CCP risk management under regulatory spotlight

Regulators on both sides of the Atlantic have announced measures to tighten supervision of risk management at central counterparties.
By None

Regulators on both sides of the Atlantic have announced measures to tighten supervision of risk management at central counterparties (CCPs).

In the US, the Financial Stability Oversight Council (FSOC), a newly established body responsible for monitoring the country's financial system, has issued a rule that will allow it to designate financial market utilities (FMUs) – which will include CCPs – as systematically important.

Meanwhile the UK's regulator, the Financial Services Authority (FSA), has announced it will consult on proposals to undertake a more “intrusive approach” in supervising existing credit risk management for CCP services.

In the derivatives space, CCPs' risk management processes and calculations affect trading costs by establishing margin requirements and are having to be reassessed in light of regulatory developments. While in equities CCP risk management must be sufficiently robust to supportinteroperability agreements being introduced to facilitate competition in the European market.

Supervisory bodies have scrutinised risk management at CCPs more closely in the last 12-18 months due largely to the growing scale and scope of services they offer and the large number of instruments migrating to central clearing.

Under an agreement made by the Group of 20 countries in September 2009, all standardised OTC derivative contracts must be cleared through CCPs by end-2012. Effected by the European market infrastructure regulation (EMIR) and the Dodd-Frank Act in the US, the migration of OTC derivatives will not only increase the volume of transactions processed by CCPs, it will also increase their number of counterparties and range of products, thereby making the consequences of CCP failure more grave for the wider financial system. In Europe, a regulatory framework is also being laid out to permit brokers to choose between clearing houses rather than accept exchanges' preferred post-trade providers.

FMUs are defined under the Dodd-Frank Act as “any person that manages or operates a multilateral system for the purposes of transferring, clearing, or settling payments, securities, or other financial transactions among financial institutions or between financial institutions and the person” This will include major CCPs in addition to other types of utility, according to the FSOC.

For systemically important firms, the Dodd-Frank Act allows US regulators – the board of governors of the Federal Reserve System, the Commodity Futures Trading Commission, and the Securities and Exchange Commission in consultation with the FSOC and other supervisory agencies – to prescribe risk management standards governing operations related to the payment, clearing, and settlement activities of systemically important FMUs. These guidelines will be take into account the relevant international standards and existing prudential requirements.

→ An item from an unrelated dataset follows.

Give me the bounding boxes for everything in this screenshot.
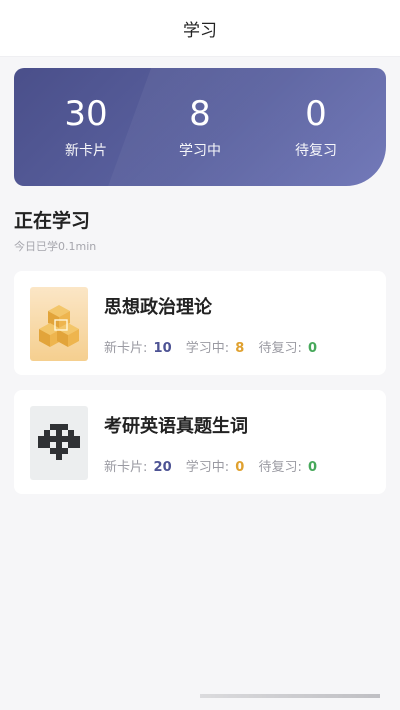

The designation also subjects the FMU to examinations and reporting requirements, as well as potential enforcement actions. In addition the Fed's board of governors may authorise it to establish and maintain an account of central bank money for a designated FMU.

The FSOC says that it will evaluate any FMU using both data and qualitative reviews on the basis of: the aggregated value of transactions it processes; its exposure to counterparties, other FMUs and payment, clearing or settlement activities; and the effects that its failure would have on the financial system.

The UK's FSA will conduct a rolling review of existing CCP services, in addition to reviews of new applications to offer clearing services and extensions to existing services. These reviews will address: risk management governance and counterparty credit risk control framework; initial margin models; variation margin calculation; default funds; stress testing; wrong way risk and concentration risk; collateral; validation and backtesting.

The FSA is seeking feedback on its assessment of the core components of counterparty credit risk management for CCPs until 10 August 2011.